We talk a lot about how hard it’s been to shake the blues from the pandemic. A long ride seemed like just the ticket to getting out of our funk. The blossoms are always uplifting, so why not enjoy them?
Saturday: no ferry, more miles
The loop ride that many Washington cyclists enjoy out to Leesburg, Virginia on one side of the Potomac and back on the other has been disrupted by the closure of White’s Ferry in December. While the ferry company has been purchased, it’s still not back in operation. The next available crossing is the bridge 15 miles upriver at Point of Rocks, Maryland.
From our house to Point of Rocks and back is 107 miles, using the W&OD Trail to Leesburg outboad and returning in Maryland via Potomac and Georgetown. We decided it would be a good stepping-stone ride to build our endurance. We added the three-mile morning lap of Hains Point, where we found the cherry blossoms in their first day of magnificent bloom.
Saturday was also the first day of warm spring weather, with highs in the 70s and mostly sunny skies. After the lap we rode to our favorite coffee shop on the W&OD, Amouri Coffee in Vienna, and had a leisurely stop before joining the masses on the rest of our trail miles.
At Leesburg the route took us over the partly-unpaved Old Waterford Road, and from Waterford we enjoyed Loyalty Road with captivating valley views. At Taylorstown a left on unpaved Furnace Mountain Road got us over the ridge and down to the mad dash across the US15 bridge to Point of Rocks.
We ate our COVID-19 safe lunch we brought from home in the town park along the C&O Canal towpath trail.
A short six-mile run on the C&O, which was in prime condition with low dust and no standing water, brought us out at Dickerson and from there we took paved roads back to Washington.
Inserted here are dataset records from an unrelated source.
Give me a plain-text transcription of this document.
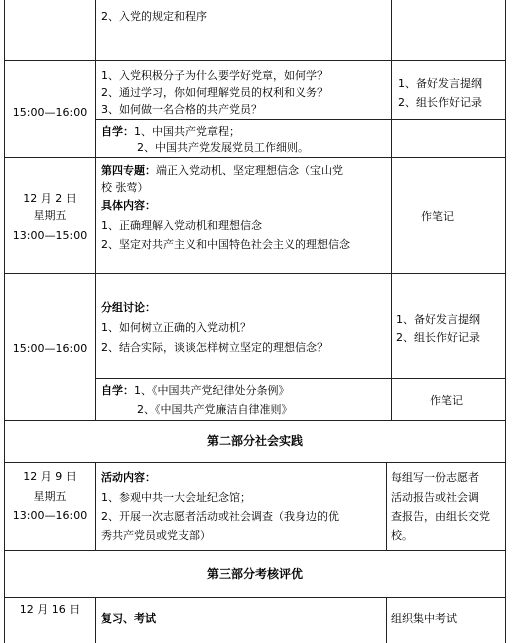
2、入党的规定和程序
15:00—16:00
1、入党积极分子为什么要学好党章，如何学？
2、通过学习，你如何理解党员的权利和义务？
3、如何做一名合格的共产党员？
1、备好发言提纲
2、组长作好记录
自学：1、中国共产党章程；
2、中国共产党发展党员工作细则。
12 月 2 日
星期五
13:00—15:00
第四专题：端正入党动机、坚定理想信念（宝山党
校 张莺）
具体内容：
1、正确理解入党动机和理想信念
2、坚定对共产主义和中国特色社会主义的理想信念
作笔记
15:00—16:00
分组讨论：
1、如何树立正确的入党动机？
2、结合实际，谈谈怎样树立坚定的理想信念？
1、备好发言提纲
2、组长作好记录
自学：1、《中国共产党纪律处分条例》
2、《中国共产党廉洁自律准则》
作笔记
第二部分社会实践
12 月 9 日
星期五
13:00—16:00
活动内容：
1、参观中共一大会址纪念馆；
2、开展一次志愿者活动或社会调查（我身边的优
秀共产党员或党支部）
每组写一份志愿者
活动报告或社会调
查报告，由组长交党
校。
第三部分考核评优
12 月 16 日
复习、考试	组织集中考试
A closed road added a few miles via a detour, and we arrived home just after 5:30 p.m. with 113.6 miles, a 14.9 mph rolling average and 5,758 feet of elevation gain.
Overall, it was a good outing and one that we felt in our legs on Sunday but wasn’t overly hard. You can see our track at Strava.
Sunday: The rescue of Whiskey
On Sunday we waited until the rain passed and went out for a few laps around Hains Point and to get crucial coffee. The morning rain kept most of the people away and we had the blossoms mostly to ourselves along with a few other riders and pedestrians.
After a run to Swing’s Coffee Roasters in Alexandria and back, we returned to find a fire truck and Park Police activity around a pier below the CSX rail bridge over the Potomac. A little honey-colored dog was trapped on the pier, having apparently jumped down from a gap in the bridge deck.
A Park Police officer was also on the pier, crouched under the bridge, trying to lure the dog with food. After other officers arrived and Park Police and Metropolitan Police Department boats came over, the officer calmly picked up the dog and brought him back to land in the fire truck bucket.
A small cheer went up from the assembled onlookers and happy photos were taken by the Park Police of all involved. We found out later the dog’s name was Whiskey and he was reunited with his owners.
After another lap we called it a weekend on the bike. The dog rescue drama had a happy ending and we took a lot of pleasure in witnessing a simple animal feel-good story. In these times, we were glad to be part of a kind act that brought a smile to everyone at the scene.